«Les bruits ponctuels existent et ne seront pas évitables» Fondation Mère Sofia
«Tout cela va très mal finir car nous nous sentons abandonnés par la Ville et certains d’entre nous vont se faire justice.» Ce cri du cœur est lâché par un jeune habitant à l’angle des rues Saint-Martin et César-Roux. Plusieurs nuits par semaine depuis le mois de décembre, son sommeil et celui de sa compagne sont interrompus par des individus qui trainent devant l’entrée du Répit.
Cette structure d’accueil gérée par la Fondation Mère Sofia (cofinancée par la Ville) accueille jusqu’à fin avril une centaine de SDF, au rez-de-chaussée d’un pâté de maisons d’habitation. Parmi ces individus, certains, alcoolisés, drogués ou dérangés psychiquement restent à l’extérieur devant l’entrée, à picoler et s’invectiver, voire se bagarrer. A force d’être appelée nuitamment par des habitants au bord de la crise de nerf, Police Secours n’intervient plus quand il ne s’agit «que» de vacarme, sauf en cas de bagarres, selon un témoin du quartier. «Quand on sort en pleine nuit pour demander au personnel du Répit d’agir, il semble n’avoir aucune autorité sur ces personnes», explique-t-il. Une voisine décrit le cas d’un employé de la Fondation Mère Sofia qui avait dû se résoudre à faire sortir dans la rue en pleine nuit un individu qui hurlait afin de tenter de le calmer sous ses fenêtres…
Autre ambiance à L’Etape
A la rue Saint-Martin se situe L’Etape, à quelques encablures du Répit. C’est une structure d’accueil nocturne à l’année gérée par la Ville. Il faut s’annoncer à l’avance pour y dormir et deux agents privés filtrent les lieux. Conséquence: le calme règne à l’entrée. L’ambiance y est différente de celle qui prévaut devant Le Répit, dépourvu d’agents en uniforme. Après de gros débordements l'an passé, la Ville avait d’abord fait venir la Protection civile, remplacée par des agents privés. «Cette période fut calme» selon des témoins. Quand ils ont cessé d’être employés, les incivilités ont recommencé. La Fondation Mère Sofia aurait expliqué que leur présence provoquait une diminution du nombre de bénéficiaires du Répit car ces derniers les redoutaient…

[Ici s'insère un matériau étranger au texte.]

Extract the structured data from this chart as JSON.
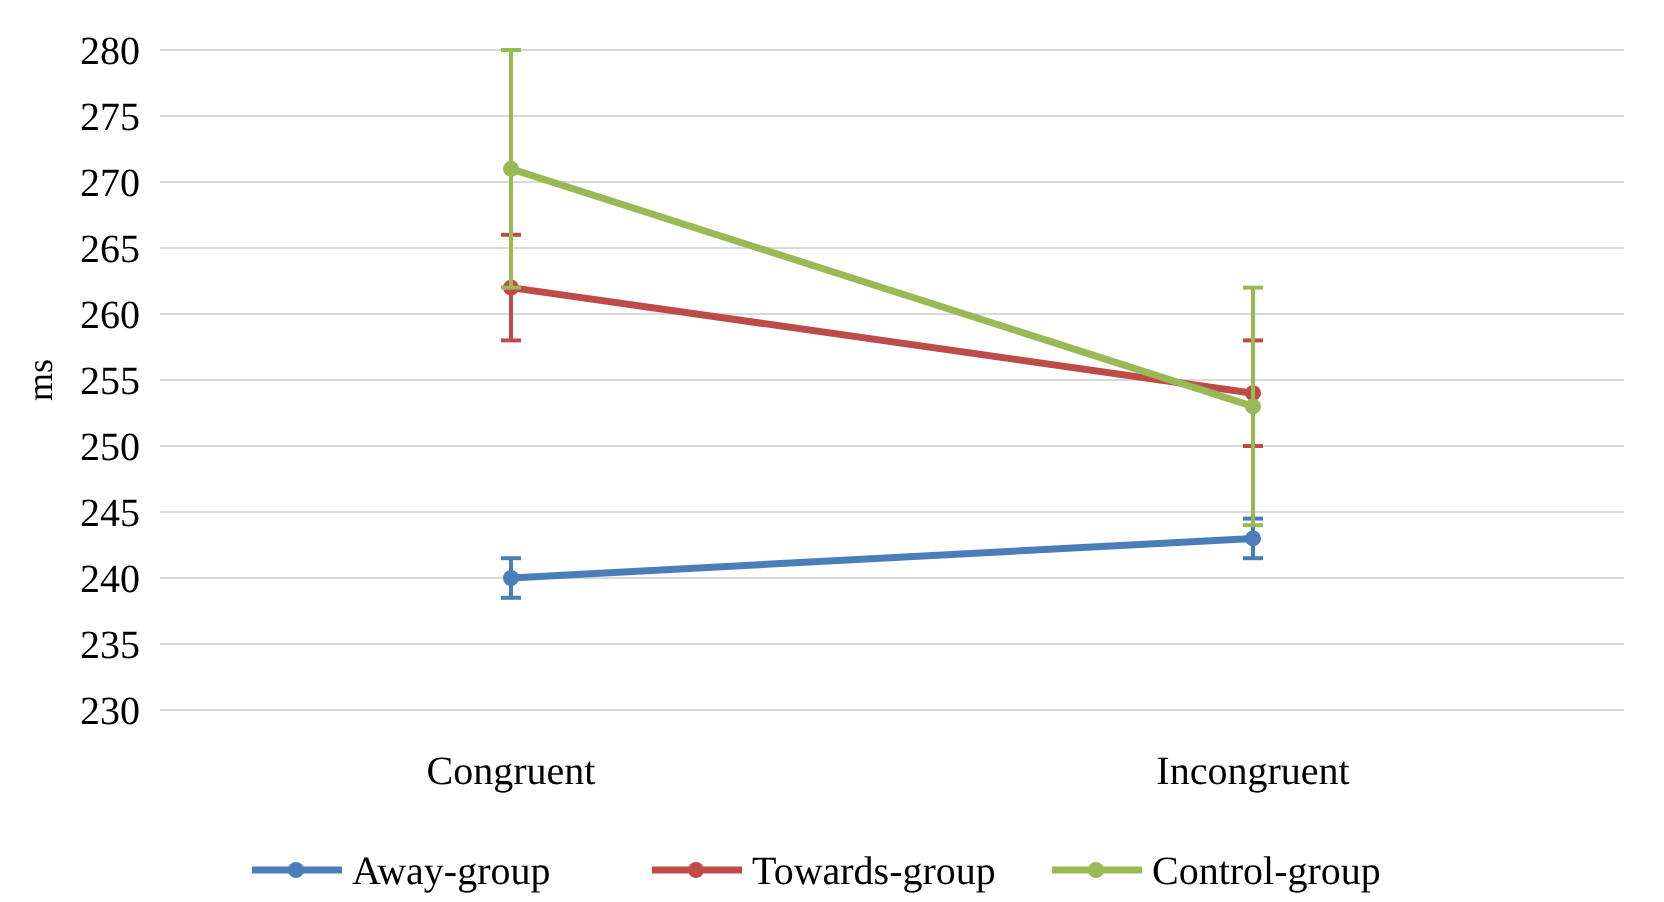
{
  "chart_data": {
    "type": "line",
    "ylabel": "ms",
    "categories": [
      "Congruent",
      "Incongruent"
    ],
    "ylim": [
      230,
      280
    ],
    "yticks": [
      230,
      235,
      240,
      245,
      250,
      255,
      260,
      265,
      270,
      275,
      280
    ],
    "grid": "y",
    "legend": "bottom",
    "marker": "circle",
    "series": [
      {
        "name": "Away-group",
        "color": "#4a7ebb",
        "values": [
          240,
          243
        ],
        "errors": [
          1.5,
          1.5
        ]
      },
      {
        "name": "Towards-group",
        "color": "#be4b48",
        "values": [
          262,
          254
        ],
        "errors": [
          4,
          4
        ]
      },
      {
        "name": "Control-group",
        "color": "#98b954",
        "values": [
          271,
          253
        ],
        "errors": [
          9,
          9
        ]
      }
    ]
  }
}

Liberté de la presse bafouée
Jeudi 24 mars vers 23h15, une quinzaine d’individus se tenaient à l’extérieur du Répit, à discuter dans la cour d’habitation. Après avoir pris discrètement, depuis le domaine public, une photo de l’enseigne à l’entrée de la structure, en prenant garde que personne n’y soit reconnaissable, le soussigné a été pris à partie par deux sans-abris quérulents.

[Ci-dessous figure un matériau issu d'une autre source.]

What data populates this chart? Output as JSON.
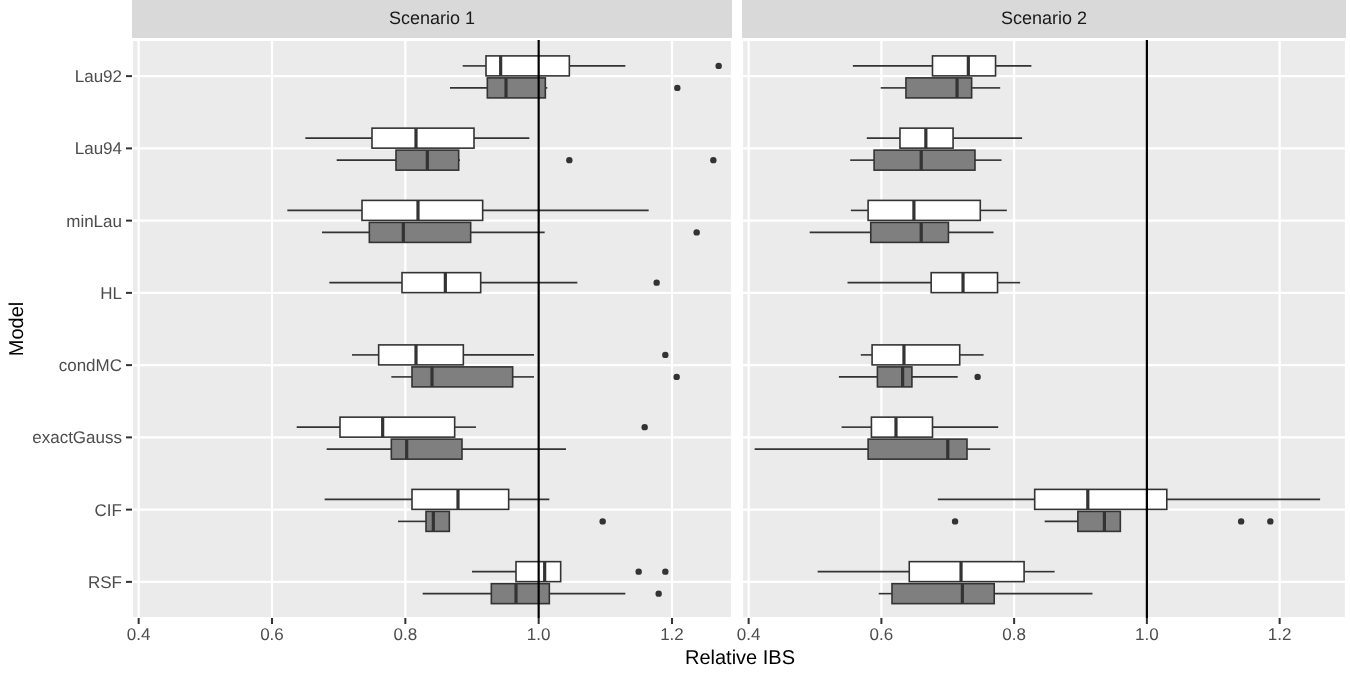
{
  "chart_data": [
    {
      "type": "box",
      "title": "Scenario 1",
      "xlabel": "Relative IBS",
      "ylabel": "Model",
      "orientation": "horizontal",
      "grid": true,
      "categories": [
        "Lau92",
        "Lau94",
        "minLau",
        "HL",
        "condMC",
        "exactGauss",
        "CIF",
        "RSF"
      ],
      "xlim": [
        0.39,
        1.29
      ],
      "xticks": [
        0.4,
        0.6,
        0.8,
        {
          "value": 1.0,
          "label": "1.0"
        },
        1.2
      ],
      "ref_lines": [
        {
          "axis": "x",
          "value": 1.0,
          "color": "#000000"
        }
      ],
      "series": [
        {
          "color": "#ffffff",
          "boxes": [
            {
              "low": 0.886,
              "q1": 0.921,
              "median": 0.943,
              "q3": 1.046,
              "high": 1.13,
              "outliers": [
                1.27
              ]
            },
            {
              "low": 0.65,
              "q1": 0.75,
              "median": 0.816,
              "q3": 0.903,
              "high": 0.986
            },
            {
              "low": 0.623,
              "q1": 0.735,
              "median": 0.819,
              "q3": 0.916,
              "high": 1.165
            },
            {
              "low": 0.686,
              "q1": 0.795,
              "median": 0.86,
              "q3": 0.913,
              "high": 1.058,
              "outliers": [
                1.177
              ]
            },
            {
              "low": 0.72,
              "q1": 0.76,
              "median": 0.816,
              "q3": 0.887,
              "high": 0.993,
              "outliers": [
                1.19
              ]
            },
            {
              "low": 0.637,
              "q1": 0.702,
              "median": 0.766,
              "q3": 0.874,
              "high": 0.906,
              "outliers": [
                1.159
              ]
            },
            {
              "low": 0.679,
              "q1": 0.81,
              "median": 0.879,
              "q3": 0.955,
              "high": 1.016
            },
            {
              "low": 0.9,
              "q1": 0.966,
              "median": 1.009,
              "q3": 1.033,
              "high": 1.033,
              "outliers": [
                1.15,
                1.19
              ]
            }
          ]
        },
        {
          "color": "#7f7f7f",
          "boxes": [
            {
              "low": 0.867,
              "q1": 0.923,
              "median": 0.951,
              "q3": 1.01,
              "high": 1.013,
              "outliers": [
                1.208
              ]
            },
            {
              "low": 0.697,
              "q1": 0.786,
              "median": 0.833,
              "q3": 0.88,
              "high": 0.882,
              "outliers": [
                1.046,
                1.262
              ]
            },
            {
              "low": 0.675,
              "q1": 0.746,
              "median": 0.797,
              "q3": 0.898,
              "high": 1.009,
              "outliers": [
                1.237
              ]
            },
            null,
            {
              "low": 0.779,
              "q1": 0.81,
              "median": 0.84,
              "q3": 0.961,
              "high": 0.993,
              "outliers": [
                1.207
              ]
            },
            {
              "low": 0.682,
              "q1": 0.779,
              "median": 0.802,
              "q3": 0.885,
              "high": 1.041
            },
            {
              "low": 0.789,
              "q1": 0.831,
              "median": 0.842,
              "q3": 0.866,
              "high": 0.866,
              "outliers": [
                1.096
              ]
            },
            {
              "low": 0.826,
              "q1": 0.929,
              "median": 0.966,
              "q3": 1.016,
              "high": 1.13,
              "outliers": [
                1.18
              ]
            }
          ]
        }
      ]
    },
    {
      "type": "box",
      "title": "Scenario 2",
      "orientation": "horizontal",
      "grid": true,
      "tick_labels": "x",
      "categories": [
        null,
        null,
        null,
        null,
        null,
        null,
        null,
        null
      ],
      "xlim": [
        0.39,
        1.3
      ],
      "xticks": [
        0.4,
        0.6,
        0.8,
        {
          "value": 1.0,
          "label": "1.0"
        },
        1.2
      ],
      "ref_lines": [
        {
          "axis": "x",
          "value": 1.0,
          "color": "#000000"
        }
      ],
      "series": [
        {
          "color": "#ffffff",
          "boxes": [
            {
              "low": 0.557,
              "q1": 0.677,
              "median": 0.731,
              "q3": 0.772,
              "high": 0.826
            },
            {
              "low": 0.578,
              "q1": 0.628,
              "median": 0.667,
              "q3": 0.708,
              "high": 0.812
            },
            {
              "low": 0.554,
              "q1": 0.58,
              "median": 0.649,
              "q3": 0.749,
              "high": 0.789
            },
            {
              "low": 0.549,
              "q1": 0.675,
              "median": 0.723,
              "q3": 0.775,
              "high": 0.809
            },
            {
              "low": 0.569,
              "q1": 0.586,
              "median": 0.634,
              "q3": 0.718,
              "high": 0.754
            },
            {
              "low": 0.54,
              "q1": 0.585,
              "median": 0.622,
              "q3": 0.677,
              "high": 0.776
            },
            {
              "low": 0.685,
              "q1": 0.831,
              "median": 0.911,
              "q3": 1.03,
              "high": 1.261
            },
            {
              "low": 0.504,
              "q1": 0.642,
              "median": 0.72,
              "q3": 0.815,
              "high": 0.861
            }
          ]
        },
        {
          "color": "#7f7f7f",
          "boxes": [
            {
              "low": 0.599,
              "q1": 0.637,
              "median": 0.714,
              "q3": 0.736,
              "high": 0.779
            },
            {
              "low": 0.553,
              "q1": 0.589,
              "median": 0.66,
              "q3": 0.741,
              "high": 0.781
            },
            {
              "low": 0.492,
              "q1": 0.584,
              "median": 0.66,
              "q3": 0.701,
              "high": 0.769
            },
            null,
            {
              "low": 0.536,
              "q1": 0.594,
              "median": 0.632,
              "q3": 0.646,
              "high": 0.715,
              "outliers": [
                0.745
              ]
            },
            {
              "low": 0.409,
              "q1": 0.58,
              "median": 0.7,
              "q3": 0.729,
              "high": 0.764
            },
            {
              "low": 0.846,
              "q1": 0.896,
              "median": 0.936,
              "q3": 0.96,
              "high": 0.96,
              "outliers": [
                0.711,
                1.142,
                1.186
              ]
            },
            {
              "low": 0.596,
              "q1": 0.616,
              "median": 0.722,
              "q3": 0.77,
              "high": 0.918
            }
          ]
        }
      ]
    }
  ]
}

Du personnel du Répit est sorti pour me demander de partir, puis m’a empêché de poser de simples questions à des hommes assis dehors. Il a fallu appeler à l’aide une patrouille de Police secours pour se sentir enfin en sécurité et bénéficier de la liberté de la presse afin d’exercer le droit d’informer. La même nuit, des habitants ont dû appeler le 117 vers 4 heures du matin en raison d’une rixe bruyante. Est-il pertinent de faire cohabiter des cas sociaux problématiques la nuit dans un espace où vivent couples et familles qui tentent de dormir? Pour les autorités politiques lausannoises, c’est une évidence mâtinée de fatalité. «Les bruits ponctuels existent et ne seront pas évitables, selon la Fondation Mère Sofia. Notre structure doit exister au centre-ville, et la santé mentale ou les situations précaires de nos bénéficiaires complexifient l’accompagnement et leur accueil. Lorsqu’ils sont en dehors de notre structure, nous n’avons plus de marge de manœuvre. Sachez aussi que Le Répit est saturé tous les soirs, nous refusons du monde ce qui entraine plus de personnes en rue ces temps.»
L’isolation phonique devrait être améliorée
Quant à Eliane Belser, responsable du dispositif d’aide sociale d’urgence, elle déclare: «Nous sommes régulièrement en contact avec le voisinage du Répit. Nous comprenons et tenons compte au mieux des difficultés que ces habitants nous signalent. Nous avons d’ailleurs déjà identifié ensemble des pistes d’amélioration et nous étudions la possibilité d’isoler phoniquement certaines zones du bâtiment considérées comme problématiques.»
Un couple de locataires n’y croit plus. Il soupçonne même sa régie immobilière et les services sociaux de la Ville de souhaiter que les habitants des lieux déménagent par lassitude afin de pouvoir y loger des gens précarisés à la place. Un habitant souligne: «J’ai demandé un jour à la directrice du Répit si elle pouvait profiter de nuits calmes pour se reposer là où elle habitait, ou si c’était aussi bruyant qu’ici. Je n’ai jamais obtenu de réponse.»